Páginas escogidas, Ferlosio, p. 143
Siempre me ha escandalizado que
cada vez que se comenta una muerte producida por mano terrorista no falte casi
nunca la inmediata consideración de cómo tal cosa contribuye a la “desestabilización
de la democracia»; la mirada no se detiene apenas en el muerto y en los que le
lloran (en aquel para quien se ha terminado para siempre no sólo el irrisorio
bien de la democracia, sino la vida misma, y en aquellos para los que vida y
mundo han quedado terriblemente desgarrados), para volverse acto seguido a las
peligrosas consecuencias políticas que la reiteración de tal clase de hechos
podría llegar a tener sobre la situación política vigente. En ningún caso, como
en este rápido saltar por encima del absoluto de una vida singular para volver
la vista hacia las repercusiones colectivas de su destrucción, resalta más claramente
toda la siniestrez de ese fetiche ideológico que se designa como el Bien Común
y que parece tener por cometido distraer y desviar constante y sistemáticamente
la mirada –casi como en un puro automatismo defensivo- de cualquier mal particular hacia un bien general que
eternamente aplaza su promesa de revertir sobre sus únicos posibles
beneficiarios: los sujetos singulares o, mejor dicho, los sujetos, ya que no
hay otros que los singulares.
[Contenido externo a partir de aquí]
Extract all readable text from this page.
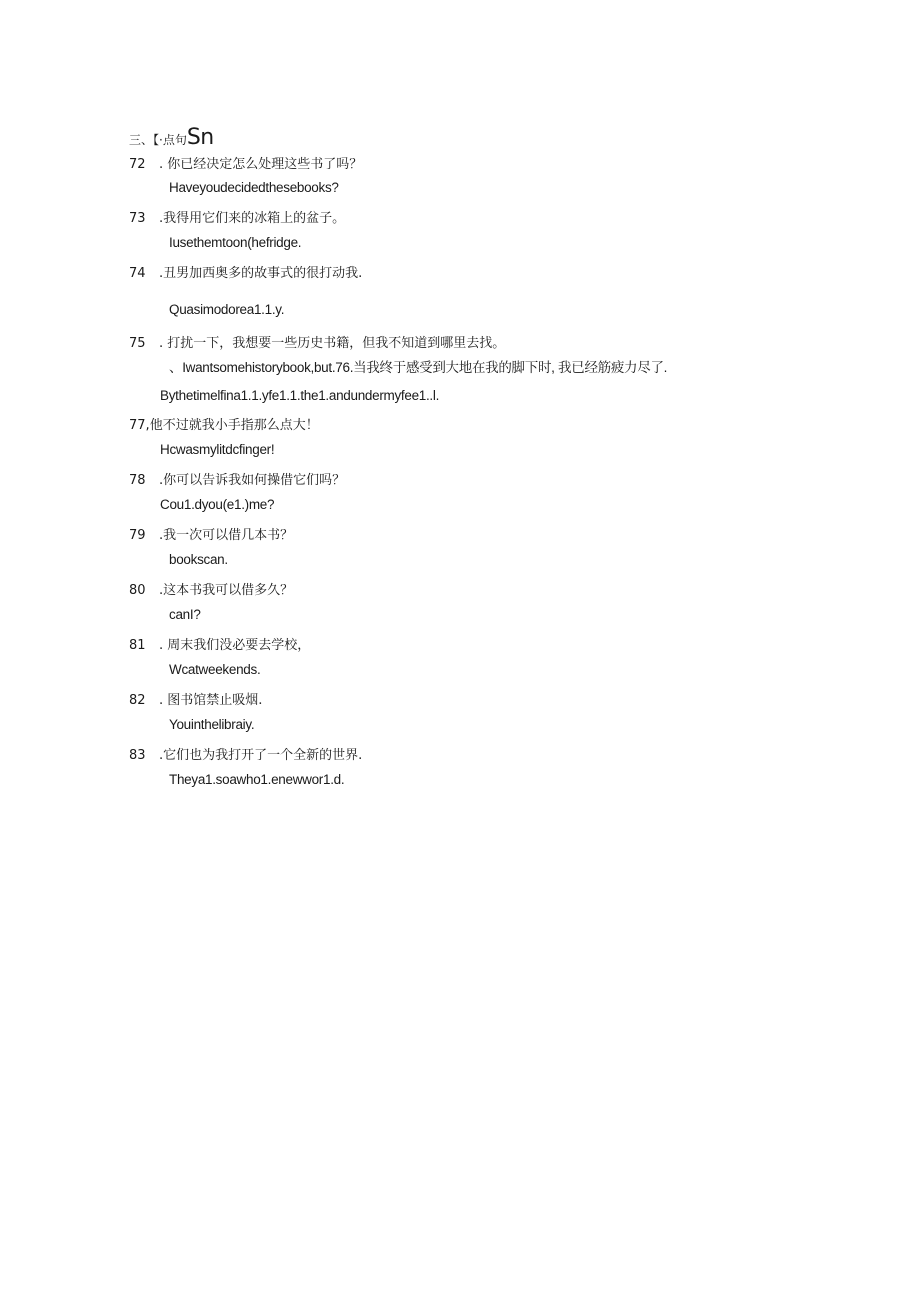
三、【·点句Sn
72 . 你已经决定怎么处理这些书了吗？
Haveyoudecidedthesebooks?
73 .我得用它们来的冰箱上的盆子。
Iusethemtoon(hefridge.
74 .丑男加西奥多的故事式的很打动我.
Quasimodorea1.1.y.
75 . 打扰一下，我想要一些历史书籍，但我不知道到哪里去找。
、Iwantsomehistorybook,but.76.当我终于感受到大地在我的脚下时, 我已经筋疲力尽了.
Bythetimelfina1.1.yfe1.1.the1.andundermyfee1..l.
77,他不过就我小手指那么点大！
Hcwasmylitdcfinger!
78 .你可以告诉我如何操借它们吗？
Cou1.dyou(e1.)me?
79 .我一次可以借几本书？
bookscan.
80 .这本书我可以借多久？
canI?
81 . 周末我们没必要去学校，
Wcatweekends.
82 . 图书馆禁止吸烟.
Youinthelibraiy.
83 .它们也为我打开了一个全新的世界.
Theya1.soawho1.enewwor1.d.
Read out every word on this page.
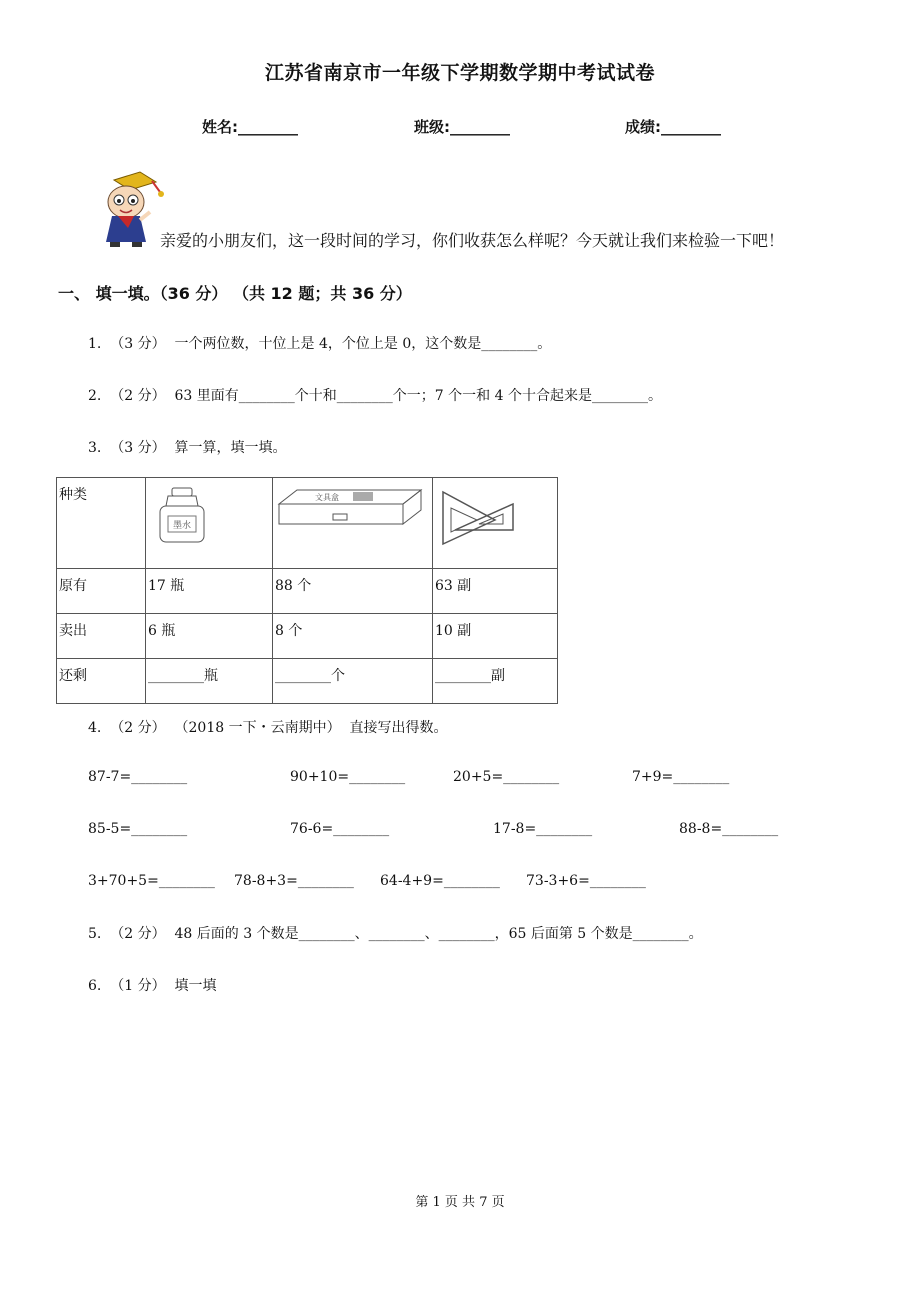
江苏省南京市一年级下学期数学期中考试试卷
姓名:________	班级:________	成绩:________
亲爱的小朋友们，这一段时间的学习，你们收获怎么样呢？今天就让我们来检验一下吧！
一、 填一填。（36 分） （共 12 题；共 36 分）
1.  （3 分）  一个两位数，十位上是 4，个位上是 0，这个数是________。
2.  （2 分）  63 里面有________个十和________个一；7 个一和 4 个十合起来是________。
3.  （3 分）  算一算，填一填。
种类	墨水	文具盒

原有	17 瓶	88 个	63 副
卖出	6 瓶	8 个	10 副
还剩	________瓶	________个	________副
4.  （2 分）  （2018 一下・云南期中）  直接写出得数。
87-7=________	90+10=________	20+5=________	7+9=________
85-5=________	76-6=________	17-8=________	88-8=________
3+70+5=________ 78-8+3=________ 64-4+9=________ 73-3+6=________
5.  （2 分）  48 后面的 3 个数是________、________、________，65 后面第 5 个数是________。
6.  （1 分）  填一填
第 1 页 共 7 页
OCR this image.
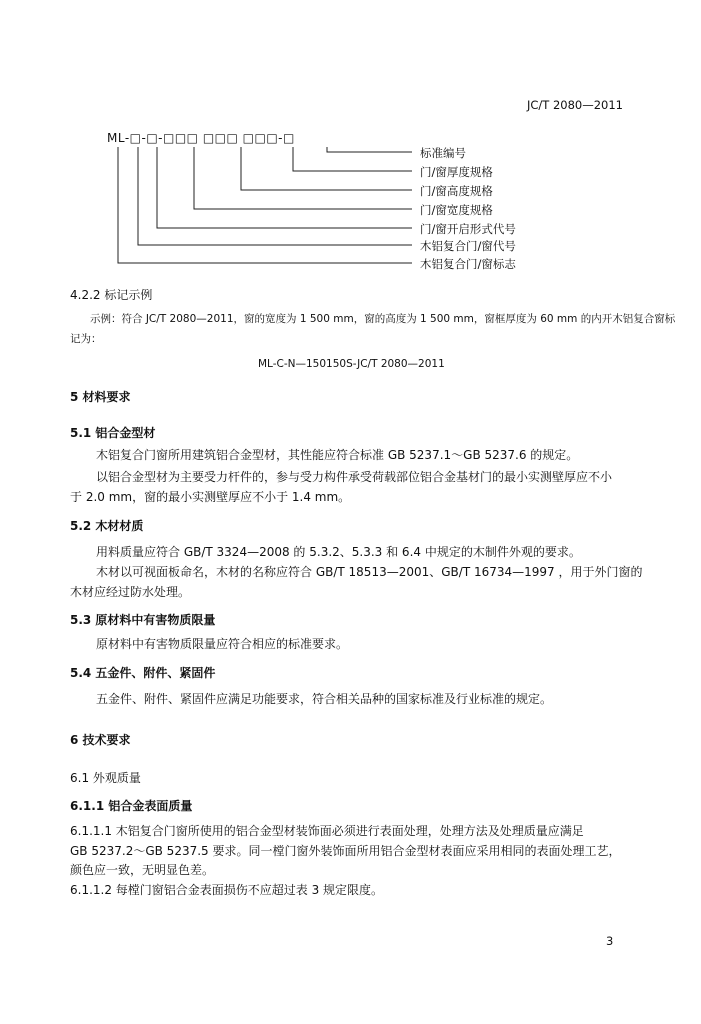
JC/T 2080—2011
ML-□-□-□□□ □□□ □□□-□
标准编号
门/窗厚度规格
门/窗高度规格
门/窗宽度规格
门/窗开启形式代号
木铝复合门/窗代号
木铝复合门/窗标志
4.2.2 标记示例
示例：符合 JC/T 2080—2011，窗的宽度为 1 500 mm，窗的高度为 1 500 mm，窗框厚度为 60 mm 的内开木铝复合窗标
记为：
ML-C-N—150150S-JC/T 2080—2011
5 材料要求
5.1 铝合金型材
木铝复合门窗所用建筑铝合金型材，其性能应符合标准 GB 5237.1～GB 5237.6 的规定。
以铝合金型材为主要受力杆件的，参与受力构件承受荷载部位铝合金基材门的最小实测壁厚应不小
于 2.0 mm，窗的最小实测壁厚应不小于 1.4 mm。
5.2 木材材质
用料质量应符合 GB/T 3324—2008 的 5.3.2、5.3.3 和 6.4 中规定的木制件外观的要求。
木材以可视面板命名，木材的名称应符合 GB/T 18513—2001、GB/T 16734—1997 ，用于外门窗的
木材应经过防水处理。
5.3 原材料中有害物质限量
原材料中有害物质限量应符合相应的标准要求。
5.4 五金件、附件、紧固件
五金件、附件、紧固件应满足功能要求，符合相关品种的国家标准及行业标准的规定。
6 技术要求
6.1 外观质量
6.1.1 铝合金表面质量
6.1.1.1 木铝复合门窗所使用的铝合金型材装饰面必须进行表面处理，处理方法及处理质量应满足
GB 5237.2～GB 5237.5 要求。同一樘门窗外装饰面所用铝合金型材表面应采用相同的表面处理工艺，
颜色应一致，无明显色差。
6.1.1.2 每樘门窗铝合金表面损伤不应超过表 3 规定限度。
3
Al fin, los que así remiten inmediatamente a las
posibles consecuencias públicas, sin detenerse, como en algo absoluto, en la
desaparición de un particular de la condición que fuere -ya que la vida no
viste ni de militar ni de paisano-, se ponen en el mismísimo punto de vista que
los matadores, supuesto que, al igual que en la acción de éstos, la vida o la muerte
de los individuos resulta valorada sólo en función de su capacidad de amenazar
o de atentar a la estabilidad de lo total.